St. Scholastica likes to say its curriculum is “rooted” in Veritas and Dignitas, which is a fancy way of telling freshmen they’ll be reading Plato, debating ethics, and sitting through a seminar that hammers home community, respect, and responsibility. In other words: don’t be a jerk, and remember you’re part of something bigger.

Outside the classroom, the campus isn’t exactly sleepy. They book more than 400 events a year — plays, concerts, guest lectures — plus the Spotlight series that brings in national names to remind everyone that Duluth is more than lakewalk selfies and Bentleyville lights. Clubs and orgs span everything from cultural identity to student government, with plenty of service work to keep the Benedictine spirit alive.

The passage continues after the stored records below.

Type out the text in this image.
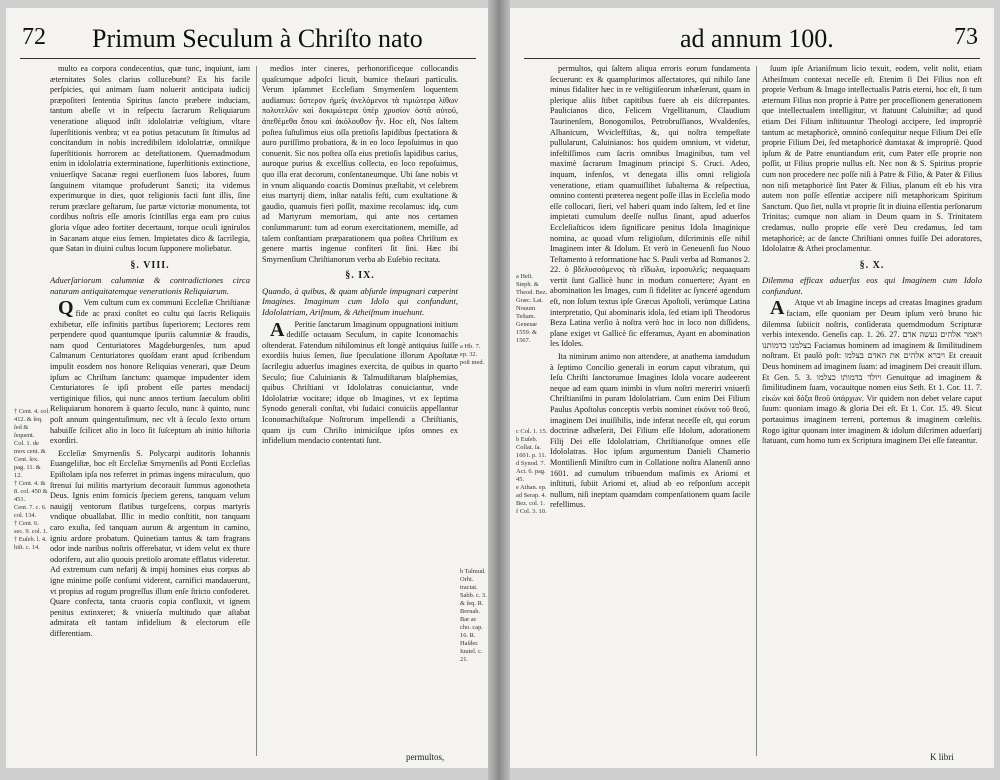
72 Primum Seculum à Chriſto nato
† Cent. 4. col. 412. & ſeq. ſed & ſequent.
Col. 1. de mox ceni. & Cent. ſex. pag. 11. & 12.
† Cent. 4. & 8. col. 450 & 451.
Cent. 7. c. 6. col. 134.
† Cent. 6. sec. 9. col. 1.
† Euſeb. l. 4. hiſt. c. 14.

multo ea corpora condecentius, quæ tunc, inquiunt, iam æternitates Soles clarius collucebunt? Ex his facile perſpicies, qui animam ſuam noluerit anticipata iudicij præpoſiteri ſententia Spiritus ſancto præbere induciam, tantum abeſſe vt in reſpectu ſacrarum Reliquiarum veneratione aliquod inſit idololatriæ veſtigium, vltare ſuperſtitionis venbra; vt ea potius petacutum ſit ſtimulus ad concitandum in nobis incredibilem idololatriæ, omniſque ſuperſtitionis horrorem ac deteſtationem. Quemadmodum enim in idololatria exterminatione, ſuperſtitionis extinctione, vniuerſiqve Sacanæ regni euerſionem ſuos labores, ſuum ſanguinem vitamque profuderunt Sancti; ita videmus experimurque in dies, quot religionis facti ſunt illis, ſine rerum præclare geſtarum, ſue partæ victoriæ monumenta, tot cordibus noſtris eſſe amoris ſcintillas erga eam pro cuius gloria vſque adeo fortiter decertaunt, torque oculi ignirulos in Sacanam atque eius ſemen. Impietates dico & ſacrilegia, quæ Satan in diuini cultus locum ſupponere moliebatur.

§. VIII.

Aduerſariorum calumniæ & contradictiones circa naturam antiquitatemque venerationis Reliquiarum.

Q Vem cultum cum ex communi Eccleſiæ Chriſtianæ fide ac praxi conſtet eo cultu qui ſacris Reliquiis exhibetur, eſſe infinitis partibus ſuperiorem; Lectores rem perpendere quod quantumque ſpuriis calumniæ & fraudis, nam quod Centuriatores Magdeburgenſes, tum apud Calmanum Centuriatores quoſdam erant apud ſcribendum impulit eosdem nos honore Reliquias venerari, quæ Deum ipſum ac Chriſtum ſanctum: quamque impudenter idem Centuriatores ſe ipſi probent eſſe partes mendacij vertiginique filios, qui nunc annos tertium ſaeculum obliti Reliquiarum honorem à quarto ſeculo, nunc à quinto, nunc poſt annum quingentuſimum, nec vlt à ſeculo ſexto ortum habuiſſe ſcilicet alio in loco ſit ſuſceptum ab initio hiſtoria exordiri.

Eccleſiæ Smyrnenſis S. Polycarpi auditoris Iohannis Euangeliſtæ, hoc eſt Eccleſiæ Smyrnenſis ad Ponti Eccleſias Epiſtolam ipſa nos referret in primas ingens miraculum, quo ſtrenui ſui militis martyrium decorauit ſummus agonotheta Deus. Ignis enim fornicis ſpeciem gerens, tanquam velum nauigij ventorum flatibus turgeſcens, corpus martyris vndique obuallabat. Illic in medio conſtitit, non tanquam caro exuſta, ſed tanquam aurum & argentum in camino, igniu ardore probatum. Quinetiam tantus & tam fragrans odor inde naribus noſtris offerebatur, vt idem velut ex thure odorifero, aut alio quouis pretioſo aromate efflatus videretur. Ad extremum cum nefarij & impij homines eius corpus ab igne minime poſſe conſumi viderent, carnifici mandauerunt, vt propius ad rogum progreſſus illum enſe ſtricto confoderet. Quare confecta, tanta cruoris copia confluxit, vt ignem penitus extinxeret; & vniuerſa multitudo quæ aſtabat admirata eſt tantam infidelium & electorum eſſe differentiam.

medios inter cineres, perhonorificeque collocandis quaſcumque adpoſci licuit, bumice theſauri partículis. Verum ipſammet Eccleſiam Smyrnenſem loquentem audiamus: ὕστερον ἡμεῖς ἀνελόμενοι τὰ τιμιώτερα λίθων πολυτελῶν καὶ δοκιμώτερα ὑπὲρ χρυσίον ὀστᾶ αὐτοῦ, ἀπεθέμεθα ὅπου καὶ ἀκόλουθον ἦν. Hoc eſt, Nos ſaltem poſtea ſuſtulimus eius oſſa pretioſis lapidibus ſpectatiora & auro puriſſimo probatiora, & in eo loco ſepoſuimus in quo conuenit. Sic nos poſtea oſſa eius pretioſis lapidibus carius, auroque purius & excelſius collecta, eo loco repoſuimus, quo illa erat decorum, conſentaneumque. Ubi ſane nobis vt in vnum aliquando coactis Dominus præſtabit, vt celebrem eius martyrij diem, inſtar natalis feſti, cum exultatione & gaudio, quamuis fieri poſſit, maxime recolamus: idq, cum ad Martyrum memoriam, qui ante nos certamen conſummarunt: tum ad eorum exercitationem, memiſſe, ad talem conſtantiam præparationem qua poſtea Chriſtum ex genere martis ingenue confiteri ſit ſini. Hæc ibi Smyrnenſium Chriſtianorum verba ab Euſebio recitata.

§. IX.

Quando, à quibus, & quam abſurde impugnari cœperint Imagines. Imaginum cum Idolo qui confundunt, Idololatriam, Ariſmum, & Atheiſmum inuehunt.

A Peritie ſanctarum Imaginum oppugnationi initium dediſſe octauam Seculum, in capite Iconomachis oſtenderat. Fatendum nihilominus eſt longè antiquius ſuiſſe exordiis huius ſemen, ſiue ſpeculatione illorum Apoſtatæ ſacrilegiu aduerſus imagines exercita, de quibus in quarto Seculo; ſiue Caluinianis & Talmudiſtarum blaſphemias, quibus Chriſtiani vt Idololatras conuiciantur, vnde Idololatriæ vocitare; idque ob Imagines, vt ex ſeptima Synodo generali conſtat, vbi ſudaici conuiciis appellantur Iconomachiſtaſque Noſtrorum impellendi a Chriſtianis, quam ijs cum Chriſto inimiciſque ipſos omnes ex infidelium mendacio contentati ſunt.

a Hb. 7. ep. 32. poſt med.
b Talmud. Orhi. tractat. Sabb. c. 3. & ſeq. R. Beruah. Bar ac cho. cap. 16. R. Haſder. Iuuiel. c. 21.
permultos,
ad annum 100.	73
a Heſt. Steph. & Theod. Bez. Græc. Lat. Nouum Teſtam. Geneuæ 1559. & 1567.
c Col. 1. 15.
b Euſeb. Collat. ſa. 1601. p. 11.
d Synod. 7. Act. 6. pag. 45.
e Athan. ep. ad Serap. 4. Bez. col. 1.
f Col. 3. 10.

permultos, qui ſaltem aliqua erroris eorum fundamenta ſecuerunt: ex & quamplurimos aſſectatores, qui nihilo ſane minus fidaliter hæc in re veſtigiiſeorum inhæſerunt, quam in plerique aliis ſtibet capitibus fuere ab eis diſcrepantes. Paulicianos dico, Felicem Vrgellitanum, Claudium Taurinenſem, Bonogomilos, Petrobruſſianos, Wvaldenſes, Albanicum, Wvicleffiſtas, &, qui noſtra tempeſtate pullularunt, Caluinianos: hos quidem omnium, vt videtur, infeſtiſſimos cum ſacris omnibus Imaginibus, tum vel maximè ſacrarum Imaginum principi S. Cruci. Adeo, inquam, infenſos, vt denegata illis omni religioſa veneratione, etiam quamuiſlibet ſubalterna & reſpectiua, omnino contenti præterea negent poſſe illas in Eccleſia modo eſſe collocari, ſieri, vel haberi quam indo ſaltem, ſed et ſine impietati cumulum deeſſe nullus ſinant, apud aduerſos Eccleſiaſticos idem ſignificare penitus Idola Imaginique nomina, ac quoad vſum religioſum, diſcriminis eſſe nihil Imaginem inter & Idolum. Et verò in Geneuenſi ſuo Nouo Teſtamento à reformatione hac S. Pauli verba ad Romanos 2. 22. ὁ βδελυσσόμενος τὰ εἴδωλα, ἱεροσυλεῖς; nequaquam vertit ſunt Gallicè hunc in modum conuertere; Ayant en abomination les Images, cum ſi fideliter ac ſynceré agendum eſt, non ſolum textus ipſe Græcus Apoſtoli, verùmque Latina interpretatio, Qui abominaris idola, ſed etiam ipſi Theodorus Beza Latina verſio à noſtra verò hoc in loco non diſſidens, plane exiget vt Gallicè ſic efferamus, Ayant en abomination les Idoles.

Ita nimirum animo non attendere, at anathema iamdudum à ſeptimo Concilio generali in eorum caput vibratum, qui Ieſu Chriſti ſanctorumue Imagines Idola vocare audeerent neque ad eam quam inimbi in vlum noſtri mereriri vniuerſi Chriſtianiſmi in puram Idololatriam. Cum enim Dei Filium Paulus Apoſtolus conceptis verbis nominet εἰκόνα τοῦ θεοῦ, imaginem Dei inuiſibilis, inde inferat neceſſe eſt, qui eorum doctrinæ adhæſerit, Dei Filium eſſe Idolum, adorationem Filij Dei eſſe Idololatriam, Chriſtianoſque omnes eſſe Idololatras. Hoc ipſum argumentum Danieli Chamerio Montilienſi Miniſtro cum in Collatione noſtra Alanenſi anno 1601. ad cumulum tribuendum maſimis ex Ariomi et inſtituti, ſubiit Ariomi et, aliud ab eo reſponſum accepit nullum, niſi ineptam quamdam compenſationem quam ſacile refellimus.

ſuum ipſe Arianiſmum licio texuit, eodem, velit nolit, etiam Atheiſmum contexat neceſſe eſt. Etenim ſi Dei Filius non eſt proprie Verbum & Imago intellectualis Patris eterni, hoc eſt, ſi tum æternum Filius non proprie à Patre per proceſſionem generationem que intellectualem intelligitur, vt ſtatuunt Caluiniſtæ; ad quod etiam Dei Filium inſtituuntur Theologi accipere, ſed impropriè tantum ac metaphoricè, omninò conſequitur neque Filium Dei eſſe proprie Filium Dei, ſed metaphoricè dumtaxat & impropriè. Quod ipſum & de Patre enuntiandum erit, cum Pater eſſe proprie non poſſit, ut Filius proprie nullus eſt. Nec non & S. Spiritus proprie cum non procedere nec poſſe niſi à Patre & Filio, & Pater & Filius non niſi metaphoricè ſint Pater & Filius, planum eſt eb his vtra autem non poſſe eſſentiæ accipere niſi metaphoricam Spiritum Sanctum. Quo ſiet, nulla vt proprie ſit in diuina eſſentia perſonarum Trinitas; cumque non aliam in Deum quam in S. Trinitatem credamus, nullo proprie eſſe verè Deu credamus, ſed tam metaphoricè; ac de ſancte Chriſtiani omnes fuiſſe Dei adoratores, Idololatræ & Athei proclamentur.

§. X.

Dilemma efficax aduerſus eos qui Imaginem cum Idolo confundunt.

A Atque vt ab Imagine inceps ad creatas Imagines gradum faciam, eſſe quoniam per Deum ipſum verò bruno hic dilemma ſubiicit noſtris, conſiderata quemdmodum Scripturæ verbis intexendo. Geneſis cap. 1. 26. 27. ויאמר אלהים נעשה אדם בצלמנו כדמותנו Faciamus hominem ad imaginem & ſimilitudinem noſtram. Et paulò poſt: ויברא אלהים את האדם בצלמו Et creauit Deus hominem ad imaginem ſuam: ad imaginem Dei creauit illum. Et Gen. 5. 3. ויולד בדמותו כצלמו Genuitque ad imaginem & ſimilitudinem ſuam, vocauitque nomen eius Seth. Et 1. Cor. 11. 7. εἰκὼν καὶ δόξα θεοῦ ὑπάρχων. Vir quidem non debet velare caput ſuum: quoniam imago & gloria Dei eſt. Et 1. Cor. 15. 49. Sicut portauimus imaginem terreni, portemus & imaginem cœleſtis. Rogo igitur quonam inter imaginem & idolum diſcrimen aduerſarij ſtatuant, cum homo tum ex Scriptura imaginem Dei eſſe fateantur.

K libri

Recreation? They’ve got a 63,000-square-foot Burns Wellness Commons with tracks, courts, fitness studios, and a climbing wall. Outdoors, you’ve got Duluth’s endless trails and ski hills right out the back door. Athletically, the Saints field 22 NCAA Division III teams in the MIAC. Hockey, hoops, football, track, skiing, baseball, softball — name it, and they’re scrapping with St. John’s or St. Kate’s somewhere down the line.

Most of the newbies live on campus, where the housing is consistently rated better than most apartments you’ll find in town. Community is the buzzword — lots of built-in support systems that help freshmen survive homesickness, calculus, and their first below-zero walk to class.

And lest anyone think St. Scholastica is just a nice regional option, the rankings folks beg to differ. U.S. News puts them among the Best National Universities, Money magazine says it’s one of the “Best Colleges for Your Money,” and the Princeton Review keeps listing it among the Midwest’s best. They’ve also been tapped as a “First Forward Institution” for their work with first-generation students.

So Friday the luggage carts roll, the lobbies fill with chaos, and another batch of Saints starts climbing the hill. The Sisters who started it with six kids more than 100 years ago would probably smile at the sight — and maybe shake their heads at the climbing wall.